The outside linebacker from Gardena (Calif.) Junipero Serra is approaching double-digit offers and building bonds with assistants. He wisely understands that little he is told now will hold true in the near future.
He said his tightest bonds are with Arizona State assistant Chip Long, USC's Scottie Hazelton and UCLA's Jeff Ulbrich and Adrian Klemm.
Arizona State and UCLA have offered Williams. USC has not.
Of his nine offers, six of the schools have hired a new coach within the last four seasons: Colorado and Texas Tech changed coaches this season; Arizona State, UCLA and Washington State two years ago and Washington four years ago.
Boise State's Chris Petersen is the second longest tenured coach recruiting Williams; he is rumored every year to be leaving the program but has stayed true.
Only Oregon State coach Mike Riley and Nebraska coach Bo Pelini have remained relatively quiet on the coaching rumor mill.
Rivals.com national recruiting analyst Mike Farrell said he believes that while a rumor may be good for the coach involved -- and his bank account -- it almost always has a negative effect on recruiting.
"It is bad, no question," Farrell said. "Some coaches love to have their names out there for jobs, even if they aren't really being considered, because it can get them or their assistants a raise and it is used for leverage, but I don't think I have ever talked to a kid who said it made him feel more comfortable about a program when the coach is always being talked about for other jobs."
This season, Doug Marrone left Syracuse for the Buffalo Bills and Chip Kelly interviewed with multiple teams before going to the Philadelphia Eagles -- but only after saying he was coming back to Oregon.

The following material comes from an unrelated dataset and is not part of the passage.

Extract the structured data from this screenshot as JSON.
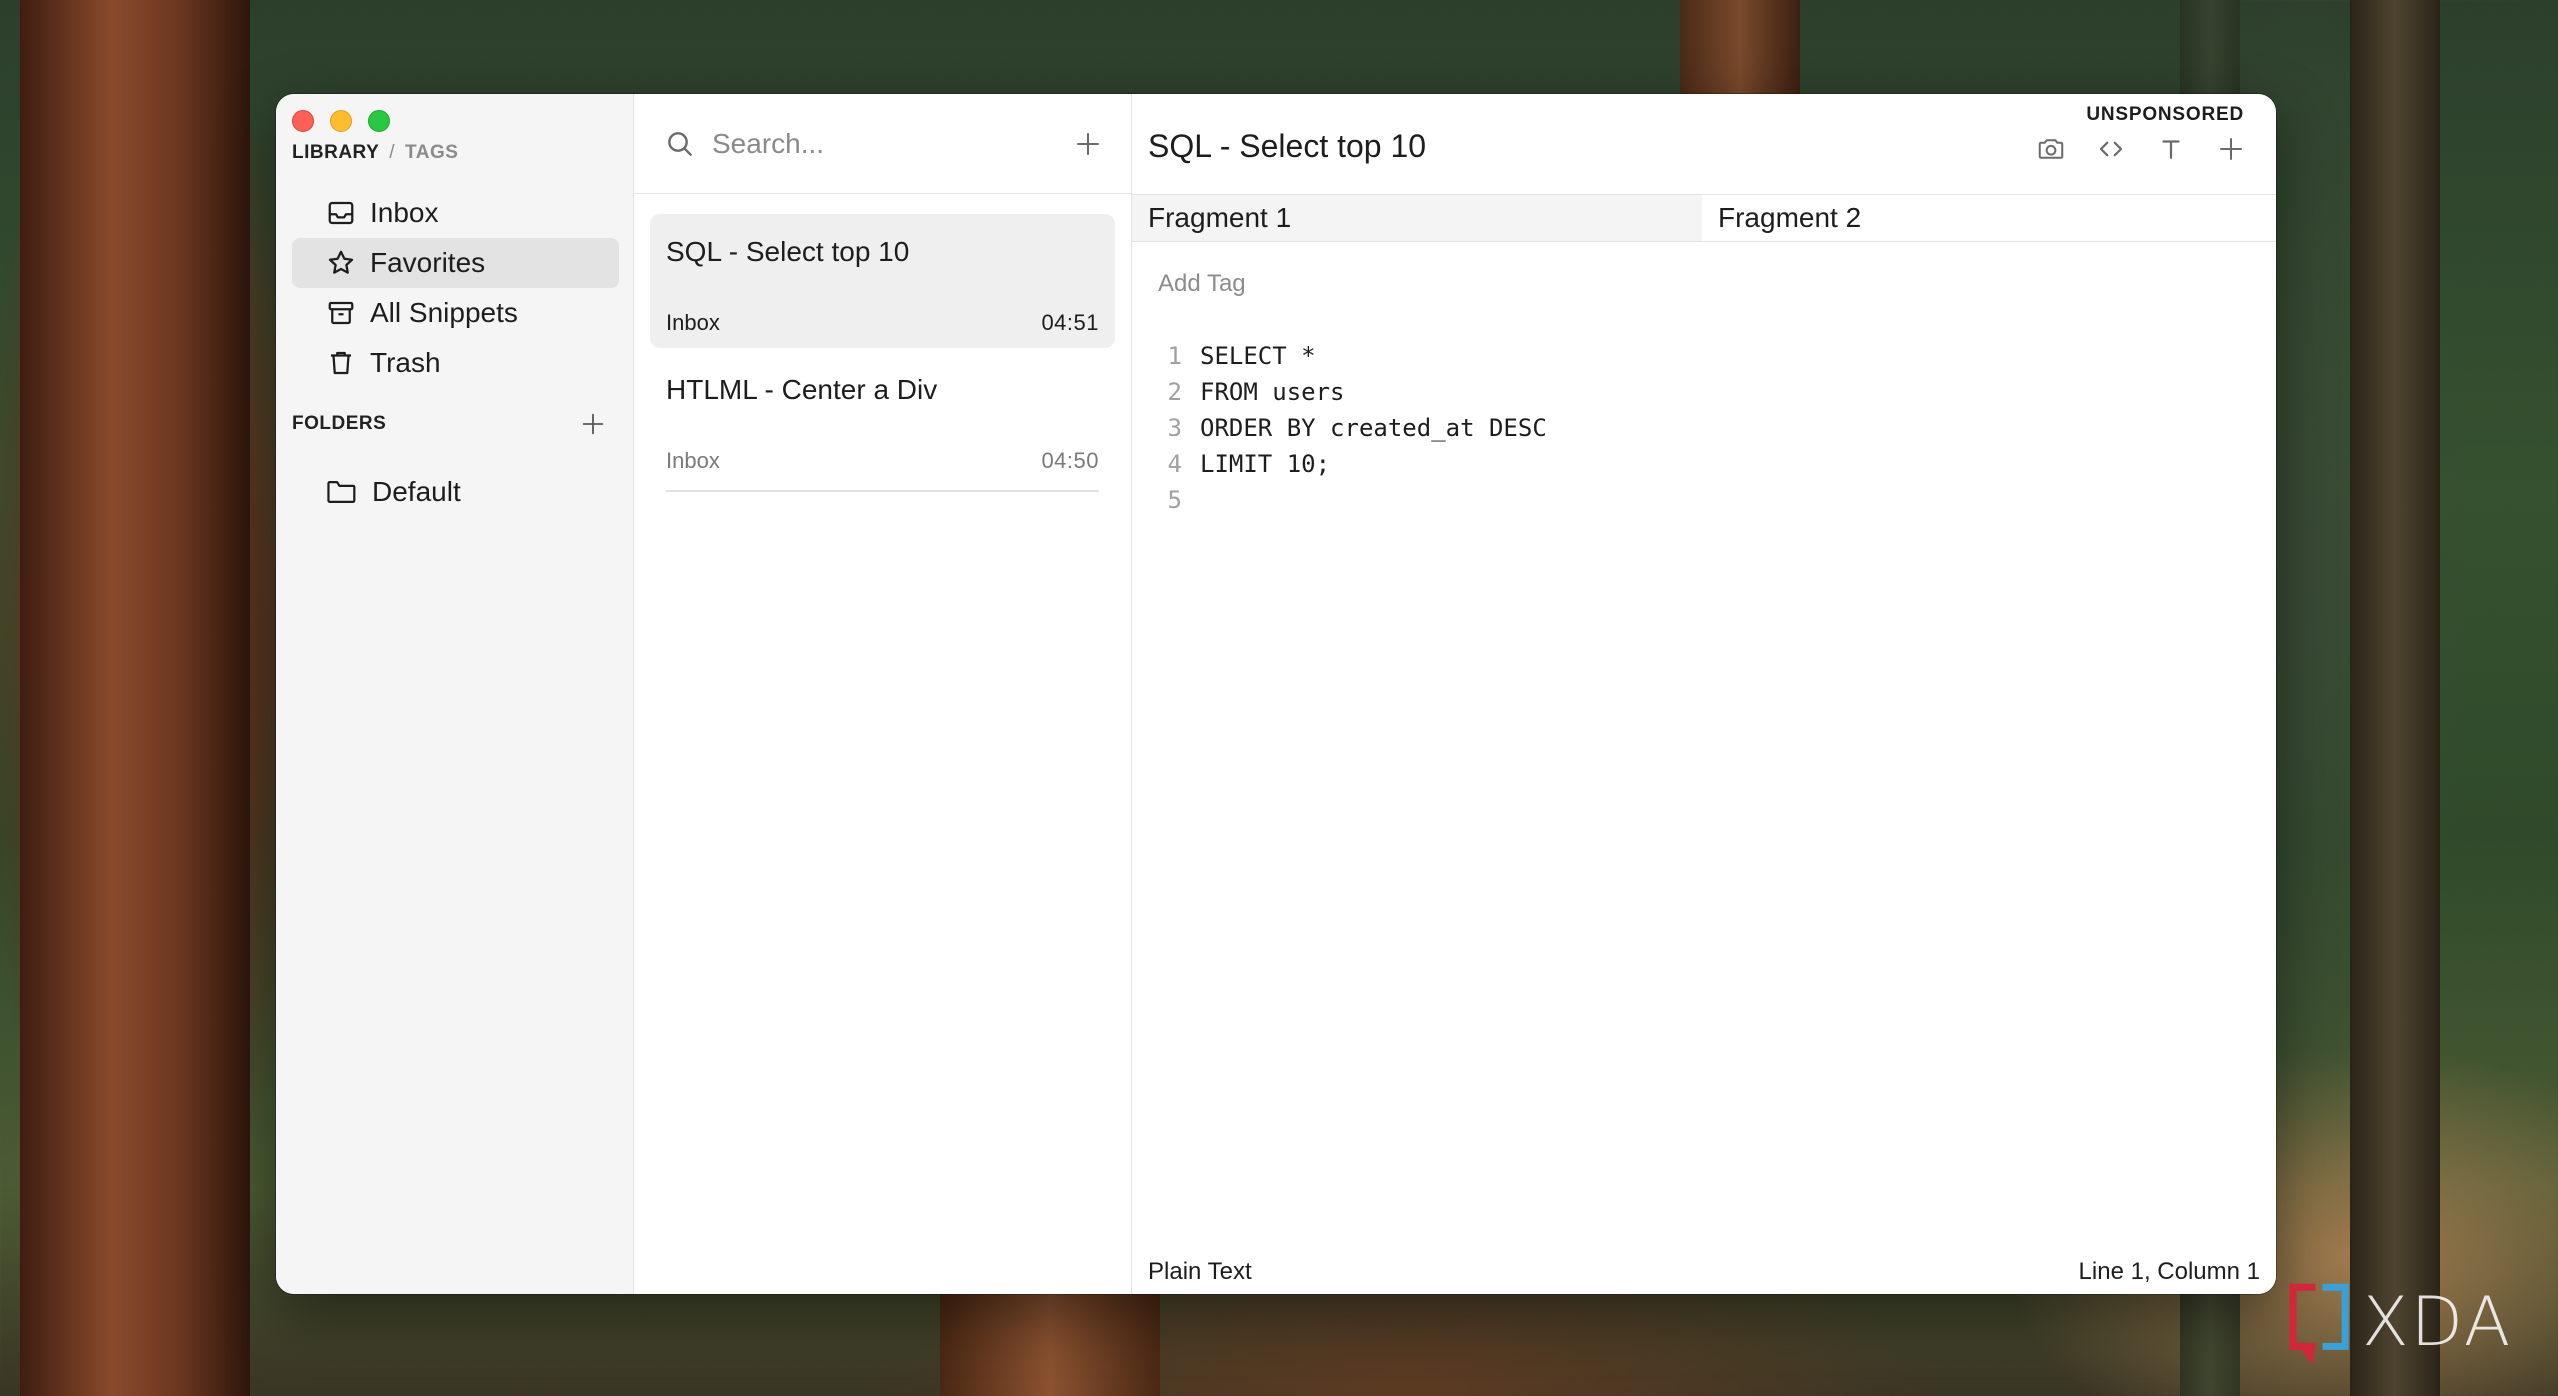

Just reports of Kelly interviewing were enough to cause Wyomissing (Pa.) High inside linebacker Alex Anzalone -- the top player from Pennsylvania -- to de-commit from Notre Dame and enroll early at Florida.
Anzalone ended the evaluation period as a five-star player and the No. 28-ranked prospect in the Rivals100.
Farrell said Anzalone is the highest-profile prospect to be affected this season but he is far from an isolated example.
"Recruits want their coach to be there," Farrell said. "Notre Dame is winning big, and Brian Kelly's name was everywhere. That is nothing new; hot coaches always get rumored. It is also not new that kids are going to react to it.
"We were able to watch it happen at Oregon this year. When Chip Kelly started walking down that path last year with the Tampa Bay Buccaneers, the recruiting took a hit, and Oregon never got in gear this year with recruiting because kids knew something was going on up there."
Vanderbilt coach James Franklin was not linked to any NFL jobs this year, but each of the last two winters his name has surfaced -- with Penn State and North Carolina in 2011 and with Arkansas, Auburn, N.C. State and Tennessee after the 2012 season.
Franklin rebuffed all offers. He said the way to keep it from changing the level of recruiting is to stay in front of the situation.
"I may be too honest with it," he said. "I think it makes it worse to dance around the subject. There are reasons the conversations are happening, and it is because you are successful. Address it and go on.
"I have never felt an obligation to tell the media what I am doing and what I am not doing, but I do make sure those around me know. I make sure I am honest -- maybe honest to a fault -- with Vanderbilt, my staff, my players, my recruits and myself."
Williams hopes his interactions will follow that path.
With a UCLA offer on his list and Williams' close ties to his recruiting coaches, if Mora leaves it could cause a change of heart.
It will also present Williams with the chance to control the final outcome of his recruitment.
"I know this is a crazy business, but it is a business," he said. "Everyone will have to do what is best for them, and I will have to do the same thing."